Peindre au tableau noir
Allez me faire une peinture au tableau noir ! C’est l’ordre qu’aurait pu donner un maître d’école fou, ordre auquel Michel Herreria a choisi d’obéir. Le peintre se sert donc d’une craie blanche, un outil ultra-simple aux prises avec l’ultra-savant de la peinture. Un peintre a besoin de se poser un handicap majeur qu’il surmonte en créant sa technique picturale, révolutionnaire si possible. Celle d’Herreria commence à la paralysie du gosse devant l’intimidant tableau de classe, dont les formats de ses peintures sur papier reprennent les énormes dimensions. La matrice de ces pièces paraît être la trouille de manquer de questions, face aux multiples univers mieux-disants qui composent l’actuel meilleur des mondes.
À un être de parole tel que l’homme, la peinture qui lui correspond, — une contemporaine et rivale puissance de dire.
Dire autrement, avec des couleurs qui préservent leur qualité salissante, la capacité de maculer, du meilleur usage pour souiller des habitudes. Discourir, mais dans la langue indiciblement mélancolique des graffitis, toujours ultimes. Il y a là comme un Art Brut à la hussarde, comme un Philip Guston soluble dans Honoré Daumier, et tout autant du Francis Bacon géomètre chez Alfred Jarry. Le style adéquat pour afficher le pathologique à sa véritable échelle : le hors d’échelle.

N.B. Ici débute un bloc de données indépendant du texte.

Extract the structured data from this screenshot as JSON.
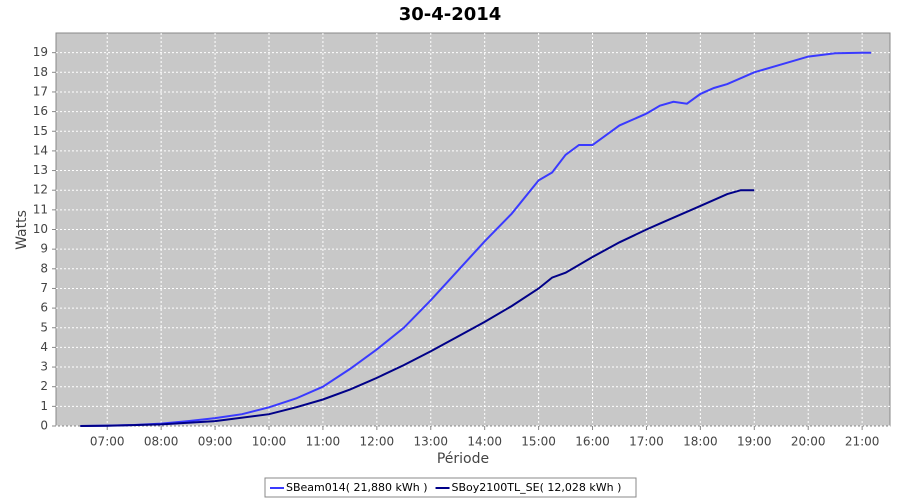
{
  "chart_data": {
    "type": "line",
    "title": "30-4-2014",
    "x_label": "Période",
    "y_label": "Watts",
    "xlim": [
      "06:03",
      "21:31"
    ],
    "xticks": [
      "07:00",
      "08:00",
      "09:00",
      "10:00",
      "11:00",
      "12:00",
      "13:00",
      "14:00",
      "15:00",
      "16:00",
      "17:00",
      "18:00",
      "19:00",
      "20:00",
      "21:00"
    ],
    "ylim": [
      0,
      20
    ],
    "yticks": [
      0,
      1,
      2,
      3,
      4,
      5,
      6,
      7,
      8,
      9,
      10,
      11,
      12,
      13,
      14,
      15,
      16,
      17,
      18,
      19
    ],
    "grid": true,
    "legend": "bottom",
    "series": [
      {
        "name": "SBeam014( 21,880 kWh )",
        "color": "#3a3aff",
        "x": [
          "06:30",
          "07:00",
          "07:30",
          "08:00",
          "08:30",
          "09:00",
          "09:30",
          "10:00",
          "10:30",
          "11:00",
          "11:30",
          "12:00",
          "12:30",
          "13:00",
          "13:30",
          "14:00",
          "14:30",
          "15:00",
          "15:15",
          "15:30",
          "15:45",
          "16:00",
          "16:30",
          "17:00",
          "17:15",
          "17:30",
          "17:45",
          "18:00",
          "18:15",
          "18:30",
          "19:00",
          "19:30",
          "20:00",
          "20:30",
          "21:00",
          "21:10"
        ],
        "values": [
          0,
          0.02,
          0.05,
          0.12,
          0.25,
          0.4,
          0.6,
          0.95,
          1.4,
          2.0,
          2.9,
          3.9,
          5.0,
          6.4,
          7.9,
          9.4,
          10.8,
          12.5,
          12.9,
          13.8,
          14.3,
          14.3,
          15.3,
          15.9,
          16.3,
          16.5,
          16.4,
          16.9,
          17.2,
          17.4,
          18.0,
          18.4,
          18.8,
          18.97,
          19.0,
          19.0
        ]
      },
      {
        "name": "SBoy2100TL_SE( 12,028 kWh )",
        "color": "#000088",
        "x": [
          "06:30",
          "07:00",
          "08:00",
          "09:00",
          "10:00",
          "10:30",
          "11:00",
          "11:30",
          "12:00",
          "12:30",
          "13:00",
          "13:30",
          "14:00",
          "14:30",
          "15:00",
          "15:15",
          "15:30",
          "16:00",
          "16:30",
          "17:00",
          "17:15",
          "17:30",
          "18:00",
          "18:30",
          "18:45",
          "19:00"
        ],
        "values": [
          0,
          0.01,
          0.08,
          0.25,
          0.6,
          0.95,
          1.35,
          1.85,
          2.45,
          3.1,
          3.8,
          4.55,
          5.3,
          6.1,
          7.0,
          7.55,
          7.8,
          8.6,
          9.35,
          10.0,
          10.3,
          10.6,
          11.2,
          11.8,
          12.0,
          12.0
        ]
      }
    ]
  }
}
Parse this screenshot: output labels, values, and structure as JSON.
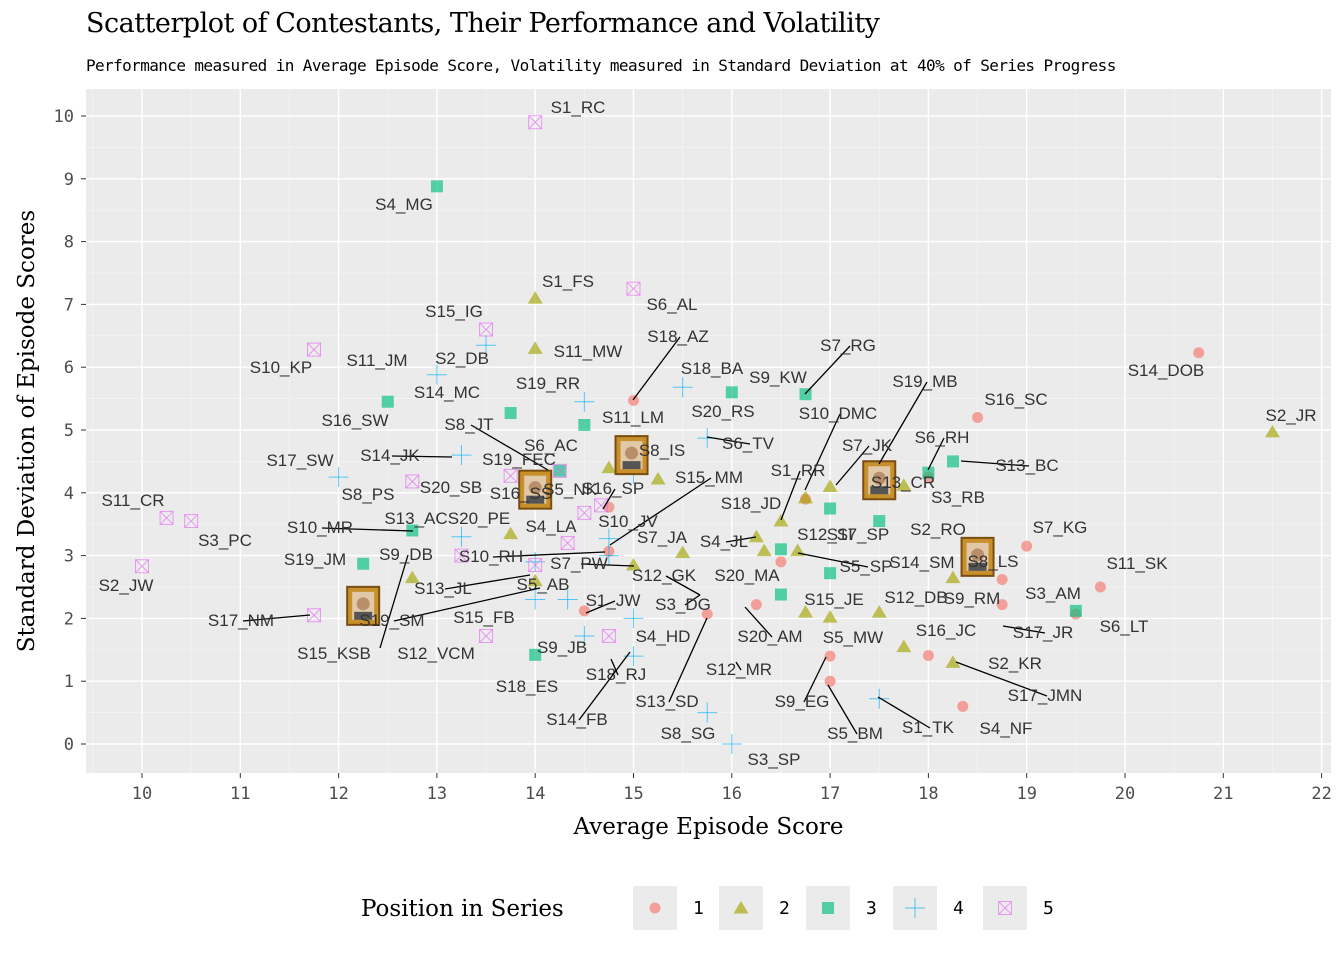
{
  "title": "Scatterplot of Contestants, Their Performance and Volatility",
  "subtitle": "Performance measured in Average Episode Score, Volatility measured in Standard Deviation at 40% of Series Progress",
  "chart_data": {
    "type": "scatter",
    "title": "Scatterplot of Contestants, Their Performance and Volatility",
    "subtitle": "Performance measured in Average Episode Score, Volatility measured in Standard Deviation at 40% of Series Progress",
    "xlabel": "Average Episode Score",
    "ylabel": "Standard Deviation of Episode Scores",
    "xlim": [
      9.5,
      22.05
    ],
    "ylim": [
      -0.45,
      10.4
    ],
    "x_ticks": [
      "10",
      "11",
      "12",
      "13",
      "14",
      "15",
      "16",
      "17",
      "18",
      "19",
      "20",
      "21",
      "22"
    ],
    "y_ticks": [
      "0",
      "1",
      "2",
      "3",
      "4",
      "5",
      "6",
      "7",
      "8",
      "9",
      "10"
    ],
    "grid": true,
    "legend_title": "Position in Series",
    "legend_position": "bottom",
    "series": [
      {
        "name": "1",
        "color": "#F8766D",
        "shape": "circle",
        "points": [
          {
            "label": "S1_RR",
            "x": 16.75,
            "y": 3.9
          },
          {
            "label": "S2_RO",
            "x": 18.75,
            "y": 2.62
          },
          {
            "label": "S3_RB",
            "x": 18,
            "y": 4.25
          },
          {
            "label": "S4_NF",
            "x": 18.35,
            "y": 0.6
          },
          {
            "label": "S5_BM",
            "x": 17,
            "y": 1.0
          },
          {
            "label": "S6_LT",
            "x": 19.5,
            "y": 2.07
          },
          {
            "label": "S7_KG",
            "x": 19,
            "y": 3.15
          },
          {
            "label": "S8_LS",
            "x": 18.5,
            "y": 2.98
          },
          {
            "label": "S9_EG",
            "x": 17,
            "y": 1.4
          },
          {
            "label": "S10_RH",
            "x": 14.75,
            "y": 3.07
          },
          {
            "label": "S11_SK",
            "x": 19.75,
            "y": 2.5
          },
          {
            "label": "S12_MR",
            "x": 16.25,
            "y": 2.22
          },
          {
            "label": "S13_SD",
            "x": 15.75,
            "y": 2.07
          },
          {
            "label": "S14_DOB",
            "x": 20.75,
            "y": 6.23
          },
          {
            "label": "S15_SP",
            "x": 14.75,
            "y": 3.77
          },
          {
            "label": "S16_SC",
            "x": 18.5,
            "y": 5.2
          },
          {
            "label": "S17_JR",
            "x": 18.75,
            "y": 2.22
          },
          {
            "label": "S18_AZ",
            "x": 15,
            "y": 5.47
          },
          {
            "label": "S1_JW",
            "x": 14.5,
            "y": 2.12
          },
          {
            "label": "S16_JC",
            "x": 18,
            "y": 1.41
          },
          {
            "label": "S5_SP",
            "x": 16.5,
            "y": 2.9
          }
        ]
      },
      {
        "name": "2",
        "color": "#A3A500",
        "shape": "triangle",
        "points": [
          {
            "label": "S1_FS",
            "x": 14,
            "y": 7.1
          },
          {
            "label": "S2_JR",
            "x": 21.5,
            "y": 4.97
          },
          {
            "label": "S2_KR",
            "x": 18.25,
            "y": 1.3
          },
          {
            "label": "S3_DG",
            "x": 15,
            "y": 2.85
          },
          {
            "label": "S4_JL",
            "x": 15.5,
            "y": 3.05
          },
          {
            "label": "S5_MW",
            "x": 17,
            "y": 2.02
          },
          {
            "label": "S6_IS",
            "x": 15,
            "y": 4.45
          },
          {
            "label": "S7_JK",
            "x": 17,
            "y": 4.1
          },
          {
            "label": "S8_IS",
            "x": 14.75,
            "y": 4.4
          },
          {
            "label": "S9_DB",
            "x": 12.75,
            "y": 2.65
          },
          {
            "label": "S10_DMC",
            "x": 16.75,
            "y": 3.92
          },
          {
            "label": "S11_MW",
            "x": 14,
            "y": 6.3
          },
          {
            "label": "S12_SD",
            "x": 16.5,
            "y": 3.55
          },
          {
            "label": "S13_JL",
            "x": 14,
            "y": 2.6
          },
          {
            "label": "S14_SM",
            "x": 18.25,
            "y": 2.65
          },
          {
            "label": "S15_JE",
            "x": 16.75,
            "y": 2.1
          },
          {
            "label": "S15_MM",
            "x": 15.25,
            "y": 4.22
          },
          {
            "label": "S17_JMN",
            "x": 17.75,
            "y": 1.55
          },
          {
            "label": "S18_JD",
            "x": 16.25,
            "y": 3.3
          },
          {
            "label": "S19_MB",
            "x": 17.75,
            "y": 4.12
          },
          {
            "label": "S20_MA",
            "x": 16.33,
            "y": 3.08
          },
          {
            "label": "S12_DB",
            "x": 17.5,
            "y": 2.1
          },
          {
            "label": "S20_PE",
            "x": 13.75,
            "y": 3.35
          },
          {
            "label": "S12_SI",
            "x": 16.67,
            "y": 3.08
          }
        ]
      },
      {
        "name": "3",
        "color": "#00BF7D",
        "shape": "square",
        "points": [
          {
            "label": "S4_MG",
            "x": 13,
            "y": 8.88
          },
          {
            "label": "S5_NK",
            "x": 14.25,
            "y": 4.35
          },
          {
            "label": "S6_RH",
            "x": 18,
            "y": 4.32
          },
          {
            "label": "S7_RG",
            "x": 16.75,
            "y": 5.57
          },
          {
            "label": "S8_JT",
            "x": 13.75,
            "y": 5.27
          },
          {
            "label": "S9_JB",
            "x": 14,
            "y": 1.42
          },
          {
            "label": "S9_KW",
            "x": 16,
            "y": 5.6
          },
          {
            "label": "S9_RM",
            "x": 19.5,
            "y": 2.12
          },
          {
            "label": "S11_LM",
            "x": 14.5,
            "y": 5.08
          },
          {
            "label": "S13_AC",
            "x": 12.75,
            "y": 3.4
          },
          {
            "label": "S13_BC",
            "x": 18.25,
            "y": 4.5
          },
          {
            "label": "S13_CR",
            "x": 17,
            "y": 3.75
          },
          {
            "label": "S16_SW",
            "x": 12.5,
            "y": 5.45
          },
          {
            "label": "S17_SP",
            "x": 17.5,
            "y": 3.55
          },
          {
            "label": "S19_JM",
            "x": 12.25,
            "y": 2.87
          },
          {
            "label": "S20_RS",
            "x": 16.5,
            "y": 2.38
          },
          {
            "label": "S12_GK",
            "x": 16.5,
            "y": 3.1
          },
          {
            "label": "S5_SP2",
            "x": 17,
            "y": 2.72
          }
        ]
      },
      {
        "name": "4",
        "color": "#00B0F6",
        "shape": "plus",
        "points": [
          {
            "label": "S1_TK",
            "x": 17.5,
            "y": 0.72
          },
          {
            "label": "S2_DB",
            "x": 13.5,
            "y": 6.35
          },
          {
            "label": "S3_SP",
            "x": 16,
            "y": 0.0
          },
          {
            "label": "S4_HD",
            "x": 15,
            "y": 2.0
          },
          {
            "label": "S5_AB",
            "x": 14.33,
            "y": 2.3
          },
          {
            "label": "S6_TV",
            "x": 15.75,
            "y": 4.87
          },
          {
            "label": "S7_JA",
            "x": 14.75,
            "y": 3.27
          },
          {
            "label": "S8_SG",
            "x": 15.75,
            "y": 0.5
          },
          {
            "label": "S10_JV",
            "x": 14.75,
            "y": 3.0
          },
          {
            "label": "S11_JM",
            "x": 13,
            "y": 5.88
          },
          {
            "label": "S12_VCM",
            "x": 14,
            "y": 2.3
          },
          {
            "label": "S14_FB",
            "x": 15,
            "y": 1.4
          },
          {
            "label": "S14_JK",
            "x": 13.25,
            "y": 4.6
          },
          {
            "label": "S14_MC",
            "x": 14.5,
            "y": 5.45
          },
          {
            "label": "S15_FB",
            "x": 14.5,
            "y": 1.72
          },
          {
            "label": "S17_SW",
            "x": 12,
            "y": 4.25
          },
          {
            "label": "S18_BA",
            "x": 15.5,
            "y": 5.68
          },
          {
            "label": "S18_ES",
            "x": 14.0,
            "y": 2.9
          },
          {
            "label": "S19_FEC",
            "x": 15,
            "y": 4.3
          },
          {
            "label": "S13_AC2",
            "x": 13.25,
            "y": 3.3
          }
        ]
      },
      {
        "name": "5",
        "color": "#E76BF3",
        "shape": "boxx",
        "points": [
          {
            "label": "S1_RC",
            "x": 14,
            "y": 9.9
          },
          {
            "label": "S2_JW",
            "x": 10,
            "y": 2.83
          },
          {
            "label": "S3_PC",
            "x": 10.5,
            "y": 3.55
          },
          {
            "label": "S6_AC",
            "x": 14.25,
            "y": 4.35
          },
          {
            "label": "S6_AL",
            "x": 15,
            "y": 7.25
          },
          {
            "label": "S7_PW",
            "x": 14,
            "y": 2.85
          },
          {
            "label": "S8_PS",
            "x": 12.75,
            "y": 4.18
          },
          {
            "label": "S10_KP",
            "x": 11.75,
            "y": 6.28
          },
          {
            "label": "S11_CR",
            "x": 10.25,
            "y": 3.6
          },
          {
            "label": "S15_IG",
            "x": 13.5,
            "y": 6.6
          },
          {
            "label": "S15_KSB",
            "x": 13.5,
            "y": 1.72
          },
          {
            "label": "S16_SB",
            "x": 13.75,
            "y": 4.27
          },
          {
            "label": "S16_SS",
            "x": 14.5,
            "y": 3.68
          },
          {
            "label": "S17_NM",
            "x": 11.75,
            "y": 2.05
          },
          {
            "label": "S18_RJ",
            "x": 14.75,
            "y": 1.72
          },
          {
            "label": "S19_RR",
            "x": 14.67,
            "y": 3.8
          },
          {
            "label": "S20_SB",
            "x": 13.25,
            "y": 3.0
          },
          {
            "label": "S10_MR",
            "x": 14.33,
            "y": 3.2
          }
        ]
      }
    ],
    "labels": [
      {
        "text": "S1_RC"
      },
      {
        "text": "S4_MG"
      },
      {
        "text": "S1_FS"
      },
      {
        "text": "S6_AL"
      },
      {
        "text": "S15_IG"
      },
      {
        "text": "S18_AZ"
      },
      {
        "text": "S7_RG"
      },
      {
        "text": "S10_KP"
      },
      {
        "text": "S11_JM"
      },
      {
        "text": "S2_DB"
      },
      {
        "text": "S11_MW"
      },
      {
        "text": "S14_DOB"
      },
      {
        "text": "S14_MC"
      },
      {
        "text": "S19_RR"
      },
      {
        "text": "S18_BA"
      },
      {
        "text": "S9_KW"
      },
      {
        "text": "S19_MB"
      },
      {
        "text": "S16_SW"
      },
      {
        "text": "S11_LM"
      },
      {
        "text": "S20_RS"
      },
      {
        "text": "S10_DMC"
      },
      {
        "text": "S16_SC"
      },
      {
        "text": "S2_JR"
      },
      {
        "text": "S8_JT"
      },
      {
        "text": "S6_AC"
      },
      {
        "text": "S6_TV"
      },
      {
        "text": "S6_RH"
      },
      {
        "text": "S14_JK"
      },
      {
        "text": "S19_FEC"
      },
      {
        "text": "S8_IS"
      },
      {
        "text": "S7_JK"
      },
      {
        "text": "S17_SW"
      },
      {
        "text": "S15_MM"
      },
      {
        "text": "S13_BC"
      },
      {
        "text": "S1_RR"
      },
      {
        "text": "S20_SB"
      },
      {
        "text": "S16_SS"
      },
      {
        "text": "S5_NK"
      },
      {
        "text": "S16_SP"
      },
      {
        "text": "S13_CR"
      },
      {
        "text": "S3_RB"
      },
      {
        "text": "S11_CR"
      },
      {
        "text": "S8_PS"
      },
      {
        "text": "S18_JD"
      },
      {
        "text": "S3_PC"
      },
      {
        "text": "S10_MR"
      },
      {
        "text": "S13_AC"
      },
      {
        "text": "S20_PE"
      },
      {
        "text": "S4_LA"
      },
      {
        "text": "S10_JV"
      },
      {
        "text": "S12_SI"
      },
      {
        "text": "S17_SP"
      },
      {
        "text": "S2_RO"
      },
      {
        "text": "S7_KG"
      },
      {
        "text": "S7_JA"
      },
      {
        "text": "S4_JL"
      },
      {
        "text": "S19_JM"
      },
      {
        "text": "S9_DB"
      },
      {
        "text": "S10_RH"
      },
      {
        "text": "S7_PW"
      },
      {
        "text": "S12_GK"
      },
      {
        "text": "S20_MA"
      },
      {
        "text": "S5_SP"
      },
      {
        "text": "S14_SM"
      },
      {
        "text": "S8_LS"
      },
      {
        "text": "S11_SK"
      },
      {
        "text": "S2_JW"
      },
      {
        "text": "S13_JL"
      },
      {
        "text": "S5_AB"
      },
      {
        "text": "S3_DG"
      },
      {
        "text": "S15_JE"
      },
      {
        "text": "S12_DB"
      },
      {
        "text": "S9_RM"
      },
      {
        "text": "S3_AM"
      },
      {
        "text": "S17_NM"
      },
      {
        "text": "S19_SM"
      },
      {
        "text": "S15_FB"
      },
      {
        "text": "S1_JW"
      },
      {
        "text": "S6_LT"
      },
      {
        "text": "S17_JR"
      },
      {
        "text": "S15_KSB"
      },
      {
        "text": "S12_VCM"
      },
      {
        "text": "S9_JB"
      },
      {
        "text": "S4_HD"
      },
      {
        "text": "S20_AM"
      },
      {
        "text": "S16_JC"
      },
      {
        "text": "S18_RJ"
      },
      {
        "text": "S5_MW"
      },
      {
        "text": "S2_KR"
      },
      {
        "text": "S18_ES"
      },
      {
        "text": "S12_MR"
      },
      {
        "text": "S17_JMN"
      },
      {
        "text": "S14_FB"
      },
      {
        "text": "S13_SD"
      },
      {
        "text": "S9_EG"
      },
      {
        "text": "S1_TK"
      },
      {
        "text": "S5_BM"
      },
      {
        "text": "S4_NF"
      },
      {
        "text": "S8_SG"
      },
      {
        "text": "S3_SP"
      }
    ],
    "legend_items": [
      {
        "label": "1",
        "color": "#F8766D",
        "shape": "circle"
      },
      {
        "label": "2",
        "color": "#A3A500",
        "shape": "triangle"
      },
      {
        "label": "3",
        "color": "#00BF7D",
        "shape": "square"
      },
      {
        "label": "4",
        "color": "#00B0F6",
        "shape": "plus"
      },
      {
        "label": "5",
        "color": "#E76BF3",
        "shape": "boxx"
      }
    ]
  }
}
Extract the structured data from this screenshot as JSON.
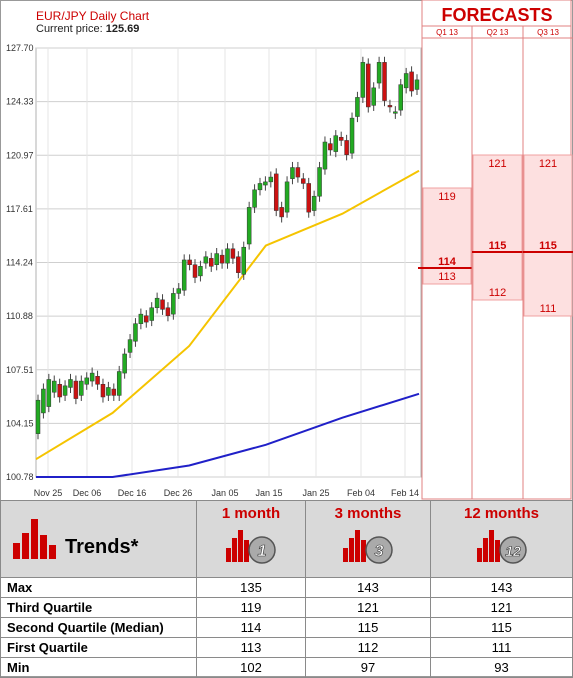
{
  "header": {
    "title": "EUR/JPY Daily Chart",
    "price_label": "Current price:",
    "price": "125.69"
  },
  "forecasts": {
    "title": "FORECASTS",
    "quarters": [
      "Q1 13",
      "Q2 13",
      "Q3 13"
    ],
    "columns": [
      {
        "quarter": "Q1 13",
        "q3": 119,
        "median": 114,
        "q1": 113
      },
      {
        "quarter": "Q2 13",
        "q3": 121,
        "median": 115,
        "q1": 112
      },
      {
        "quarter": "Q3 13",
        "q3": 121,
        "median": 115,
        "q1": 111
      }
    ],
    "median_color": "#cc0000",
    "band_color": "#fde0e0"
  },
  "chart_data": {
    "type": "candlestick",
    "title": "EUR/JPY Daily Chart",
    "y_ticks": [
      "127.70",
      "124.33",
      "120.97",
      "117.61",
      "114.24",
      "110.88",
      "107.51",
      "104.15",
      "100.78"
    ],
    "ylim": [
      100.78,
      127.7
    ],
    "x_ticks": [
      "Nov 25",
      "Dec 06",
      "Dec 16",
      "Dec 26",
      "Jan 05",
      "Jan 15",
      "Jan 25",
      "Feb 04",
      "Feb 14"
    ],
    "candles": [
      [
        103.5,
        105.6
      ],
      [
        104.8,
        106.3
      ],
      [
        105.2,
        106.9
      ],
      [
        106.1,
        106.8
      ],
      [
        106.6,
        105.8
      ],
      [
        105.9,
        106.5
      ],
      [
        106.4,
        106.9
      ],
      [
        106.8,
        105.7
      ],
      [
        105.9,
        106.8
      ],
      [
        106.6,
        107.0
      ],
      [
        106.8,
        107.3
      ],
      [
        107.1,
        106.6
      ],
      [
        106.6,
        105.8
      ],
      [
        105.9,
        106.4
      ],
      [
        106.3,
        105.9
      ],
      [
        105.9,
        107.4
      ],
      [
        107.3,
        108.5
      ],
      [
        108.6,
        109.4
      ],
      [
        109.3,
        110.4
      ],
      [
        110.4,
        111.0
      ],
      [
        110.9,
        110.5
      ],
      [
        110.6,
        111.4
      ],
      [
        111.4,
        112.0
      ],
      [
        111.9,
        111.3
      ],
      [
        111.4,
        110.9
      ],
      [
        111.0,
        112.3
      ],
      [
        112.3,
        112.6
      ],
      [
        112.5,
        114.4
      ],
      [
        114.4,
        114.1
      ],
      [
        114.1,
        113.3
      ],
      [
        113.4,
        114.0
      ],
      [
        114.2,
        114.6
      ],
      [
        114.5,
        114.0
      ],
      [
        114.1,
        114.8
      ],
      [
        114.7,
        114.2
      ],
      [
        114.2,
        115.1
      ],
      [
        115.1,
        114.5
      ],
      [
        114.6,
        113.6
      ],
      [
        113.5,
        115.2
      ],
      [
        115.4,
        117.7
      ],
      [
        117.7,
        118.8
      ],
      [
        118.8,
        119.2
      ],
      [
        119.1,
        119.3
      ],
      [
        119.3,
        119.6
      ],
      [
        119.8,
        117.5
      ],
      [
        117.7,
        117.1
      ],
      [
        117.4,
        119.3
      ],
      [
        119.5,
        120.2
      ],
      [
        120.2,
        119.6
      ],
      [
        119.5,
        119.2
      ],
      [
        119.2,
        117.4
      ],
      [
        117.5,
        118.4
      ],
      [
        118.4,
        120.2
      ],
      [
        120.1,
        121.8
      ],
      [
        121.7,
        121.3
      ],
      [
        121.2,
        122.2
      ],
      [
        122.1,
        121.9
      ],
      [
        121.9,
        121.0
      ],
      [
        121.1,
        123.3
      ],
      [
        123.4,
        124.6
      ],
      [
        124.6,
        126.8
      ],
      [
        126.7,
        124.0
      ],
      [
        124.1,
        125.2
      ],
      [
        125.5,
        126.8
      ],
      [
        126.8,
        124.4
      ],
      [
        124.1,
        124.0
      ],
      [
        123.6,
        123.7
      ],
      [
        123.8,
        125.4
      ],
      [
        125.2,
        126.1
      ],
      [
        126.2,
        125.0
      ],
      [
        125.1,
        125.7
      ]
    ],
    "series": [
      {
        "name": "",
        "color": "#f5c400",
        "from": [
          101.9,
          104.8,
          109.0,
          115.3,
          117.3,
          120.0
        ]
      },
      {
        "name": "",
        "color": "#2020c8",
        "from": [
          100.78,
          100.78,
          101.5,
          102.8,
          104.5,
          106.0
        ]
      }
    ],
    "up_color": "#22aa22",
    "down_color": "#cc1111",
    "grid": true
  },
  "trends": {
    "title": "Trends*",
    "horizons": [
      {
        "label": "1 month",
        "badge": "1"
      },
      {
        "label": "3 months",
        "badge": "3"
      },
      {
        "label": "12 months",
        "badge": "12"
      }
    ],
    "rows": [
      {
        "label": "Max",
        "values": [
          135,
          143,
          143
        ]
      },
      {
        "label": "Third Quartile",
        "values": [
          119,
          121,
          121
        ]
      },
      {
        "label": "Second Quartile (Median)",
        "values": [
          114,
          115,
          115
        ]
      },
      {
        "label": "First Quartile",
        "values": [
          113,
          112,
          111
        ]
      },
      {
        "label": "Min",
        "values": [
          102,
          97,
          93
        ]
      }
    ]
  }
}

C’est une grande tradition cruelle qui se remet à la peinture, au formidable discours que sait tenir la peinture, lequel épouvante et réserve la joie de rire.
Hugo Lacroix
Painting at the blackboard
Do me a painting on the blackboard ! This is the kind of order a mad teacher might give, but it’s one that the painter Michel Herreria chose to obey. He took up a stick of white chalk, an ultra-simple instrument getting to grips with the ultra-sophistication of painting. A painter needs to set himself a major obstacle which he overcomes in the course of developing his pictorial technique – revolutionary, if possible. That of Herreria began with a young kid paralysed in front of the intimidating blackboard, whose dimensions are reproduced in his paintings on paper. The matrix of these pieces would seem to be a fear of lacking questions, faced with the multiple higher-bidding universes that make up the current best of all possible worlds.
To beings of words, such as people, there is the corresponding type of painting – a contemporary, rival power of saying.
To say, otherwise, with colours that conserve their staining quality : a tendency to make splotches ; the best for sullying habits. Holding forth, but in the inexpressibly melancholic language of graffiti, always ultimate. It’s something like a rough and ready form of outsider art. Like a certain Philip Guston, soluble in Honoré Daumier ; or equally, Francis Bacon, a surveyor of Alfred Jarry. A suitable style for displaying the veritable scale of the pathological : the off-scale.
It’s a great, cruel tradition that reverts to painting, with the formidable discourse in which painting can engage ; which horrifies, and reserves the joy of laughter.